Beware, you are making a strong assumption: that the test's accuracy is the same regarding false negatives and false positives. For example, a test may not find enough "anomaly" in an ill person to trigger the positive, thus yielding a false negative; at the same time, it may as well never find any "anomaly" in a sane person, and as a consequence never give any false positive.
Back to your example, it's obvious that a test with a 0.01 probability to give a false positive is completely useless for an illness that affects 1e-6 of people.
Actual descriptions of medical tests routinely give both rates. They often call them "sensitivity" and "specificity". Good luck remembering which is which.
But if only one rate is given, that indicates they're equal. If they're not, then it's reasonable to describe the documentation as incorrect.
Consider a population of 100M people, of which 100 would have the illness. Of them, 99% = 99 would test positive and 1% = 1 would test negative. For the other 99,999,900 healthy people, 99% = 98,999,901 would test negative and 1% = 999,999 would test positive.
In total, 99 + 999,999 people would test positive. Given that a person tests positive, then, there is only a 99 / (99 + 999,999) ~= 0.01% chance that person has the illness.
For sure, this assumes that false positive rate = false negative rate = 1%, but it suffices to illustrate how a highly accurate test can produce misleading results.

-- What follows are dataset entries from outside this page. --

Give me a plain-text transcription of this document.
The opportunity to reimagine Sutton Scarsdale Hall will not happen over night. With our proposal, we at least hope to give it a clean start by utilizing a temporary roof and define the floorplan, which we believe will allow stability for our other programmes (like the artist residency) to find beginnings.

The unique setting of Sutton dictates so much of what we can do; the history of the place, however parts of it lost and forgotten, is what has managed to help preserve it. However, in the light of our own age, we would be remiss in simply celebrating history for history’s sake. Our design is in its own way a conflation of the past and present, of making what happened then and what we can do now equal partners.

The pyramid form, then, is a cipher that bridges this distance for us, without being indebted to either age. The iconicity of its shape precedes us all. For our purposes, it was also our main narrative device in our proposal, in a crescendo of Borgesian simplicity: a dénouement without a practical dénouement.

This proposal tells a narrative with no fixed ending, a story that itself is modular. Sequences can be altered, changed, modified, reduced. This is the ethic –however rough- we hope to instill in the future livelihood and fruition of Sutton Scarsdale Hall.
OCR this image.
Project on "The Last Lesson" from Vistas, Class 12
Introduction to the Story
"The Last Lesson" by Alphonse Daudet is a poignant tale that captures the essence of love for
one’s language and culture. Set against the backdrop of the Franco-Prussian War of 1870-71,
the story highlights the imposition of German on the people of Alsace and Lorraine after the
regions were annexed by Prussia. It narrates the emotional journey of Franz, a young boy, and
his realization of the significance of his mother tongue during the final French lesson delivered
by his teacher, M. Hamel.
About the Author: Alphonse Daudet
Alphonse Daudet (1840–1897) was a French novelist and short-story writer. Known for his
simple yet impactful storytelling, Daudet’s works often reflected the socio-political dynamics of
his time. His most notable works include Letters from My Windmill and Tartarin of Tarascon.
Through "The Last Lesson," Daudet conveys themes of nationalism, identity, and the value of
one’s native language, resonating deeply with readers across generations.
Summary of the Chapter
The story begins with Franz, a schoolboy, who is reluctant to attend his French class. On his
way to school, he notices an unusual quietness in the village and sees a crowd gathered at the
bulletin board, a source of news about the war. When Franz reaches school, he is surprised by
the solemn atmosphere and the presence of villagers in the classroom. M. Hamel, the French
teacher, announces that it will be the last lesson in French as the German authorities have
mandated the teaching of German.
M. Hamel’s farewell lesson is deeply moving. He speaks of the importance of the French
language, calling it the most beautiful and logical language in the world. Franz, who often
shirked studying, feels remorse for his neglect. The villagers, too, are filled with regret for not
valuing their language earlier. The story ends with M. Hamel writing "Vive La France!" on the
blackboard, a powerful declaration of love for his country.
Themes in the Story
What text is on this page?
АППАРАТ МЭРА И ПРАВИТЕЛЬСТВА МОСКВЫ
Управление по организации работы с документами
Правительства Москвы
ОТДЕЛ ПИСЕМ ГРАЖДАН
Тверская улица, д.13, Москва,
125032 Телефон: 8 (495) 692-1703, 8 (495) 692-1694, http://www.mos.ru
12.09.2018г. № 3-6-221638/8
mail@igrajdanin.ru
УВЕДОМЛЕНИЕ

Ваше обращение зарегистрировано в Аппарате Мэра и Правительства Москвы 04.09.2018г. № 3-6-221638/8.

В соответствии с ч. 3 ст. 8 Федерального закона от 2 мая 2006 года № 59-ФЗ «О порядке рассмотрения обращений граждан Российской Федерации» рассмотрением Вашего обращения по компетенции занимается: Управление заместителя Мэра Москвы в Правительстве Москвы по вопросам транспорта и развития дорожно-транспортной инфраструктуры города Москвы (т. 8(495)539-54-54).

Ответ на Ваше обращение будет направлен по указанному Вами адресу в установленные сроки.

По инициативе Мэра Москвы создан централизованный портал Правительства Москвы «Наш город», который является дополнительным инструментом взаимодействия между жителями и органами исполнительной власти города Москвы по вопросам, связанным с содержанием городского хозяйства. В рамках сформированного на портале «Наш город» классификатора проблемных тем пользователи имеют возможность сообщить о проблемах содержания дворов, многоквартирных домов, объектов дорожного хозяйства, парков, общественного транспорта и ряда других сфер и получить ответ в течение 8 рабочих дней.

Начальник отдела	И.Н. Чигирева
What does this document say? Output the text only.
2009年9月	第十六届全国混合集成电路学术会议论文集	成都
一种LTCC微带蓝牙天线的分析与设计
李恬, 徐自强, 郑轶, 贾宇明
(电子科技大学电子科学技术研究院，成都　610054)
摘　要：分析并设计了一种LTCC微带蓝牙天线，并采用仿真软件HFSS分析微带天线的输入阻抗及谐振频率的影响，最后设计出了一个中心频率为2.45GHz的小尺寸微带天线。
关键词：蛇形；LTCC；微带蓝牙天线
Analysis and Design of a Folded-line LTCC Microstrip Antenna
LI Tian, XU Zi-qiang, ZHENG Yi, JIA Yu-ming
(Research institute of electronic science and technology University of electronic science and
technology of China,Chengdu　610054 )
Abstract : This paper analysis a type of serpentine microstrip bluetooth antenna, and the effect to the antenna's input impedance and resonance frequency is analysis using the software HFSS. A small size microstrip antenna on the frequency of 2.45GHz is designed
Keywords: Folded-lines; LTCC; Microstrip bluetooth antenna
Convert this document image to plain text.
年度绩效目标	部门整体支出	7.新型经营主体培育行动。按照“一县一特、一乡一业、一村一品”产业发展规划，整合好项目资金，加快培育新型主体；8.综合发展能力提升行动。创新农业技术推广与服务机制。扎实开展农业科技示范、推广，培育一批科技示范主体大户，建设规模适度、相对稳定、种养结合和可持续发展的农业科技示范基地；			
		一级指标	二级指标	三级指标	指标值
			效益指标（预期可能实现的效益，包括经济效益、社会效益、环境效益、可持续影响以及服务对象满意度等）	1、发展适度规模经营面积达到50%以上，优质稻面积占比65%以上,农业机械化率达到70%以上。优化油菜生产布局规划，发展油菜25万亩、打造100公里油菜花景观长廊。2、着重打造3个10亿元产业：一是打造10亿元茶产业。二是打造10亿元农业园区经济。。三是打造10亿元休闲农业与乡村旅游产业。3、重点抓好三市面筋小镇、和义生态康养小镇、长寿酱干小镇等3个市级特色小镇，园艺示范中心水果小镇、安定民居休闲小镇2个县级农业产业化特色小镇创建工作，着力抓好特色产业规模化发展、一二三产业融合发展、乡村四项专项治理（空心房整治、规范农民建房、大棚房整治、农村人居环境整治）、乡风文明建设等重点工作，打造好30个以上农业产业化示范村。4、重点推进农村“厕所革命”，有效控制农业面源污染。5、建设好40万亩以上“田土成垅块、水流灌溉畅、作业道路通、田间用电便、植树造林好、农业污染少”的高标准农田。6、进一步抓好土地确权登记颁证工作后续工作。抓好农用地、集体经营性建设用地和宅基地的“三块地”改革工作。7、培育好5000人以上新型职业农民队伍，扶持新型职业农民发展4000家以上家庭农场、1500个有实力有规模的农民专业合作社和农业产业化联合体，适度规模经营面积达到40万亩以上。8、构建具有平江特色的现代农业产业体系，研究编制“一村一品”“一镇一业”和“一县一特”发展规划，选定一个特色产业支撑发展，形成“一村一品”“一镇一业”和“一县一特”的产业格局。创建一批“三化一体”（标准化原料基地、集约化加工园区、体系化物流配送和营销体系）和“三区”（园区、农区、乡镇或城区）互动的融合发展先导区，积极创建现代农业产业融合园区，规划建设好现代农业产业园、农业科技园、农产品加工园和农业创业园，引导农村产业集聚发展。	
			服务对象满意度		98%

A solution would be repeated retesting, as the 1st, 2nd, 3rd, and 4th consecutive positive test results would lead to 0.01%, 1%, 50%, and 99% chances. (Each additional positive test reduces the false positives by 100-fold, whereas the ill patients are very likely to get continually positive results.)
The other example is this old error, which is attributed to doctors (for some reason): You have a test which is 99 % accurate (will show the correct status) for presence of some illness. 1/1M people have the actual illness. You find someone with a positive score. What's the chance they have it? Well actually not as high as you think.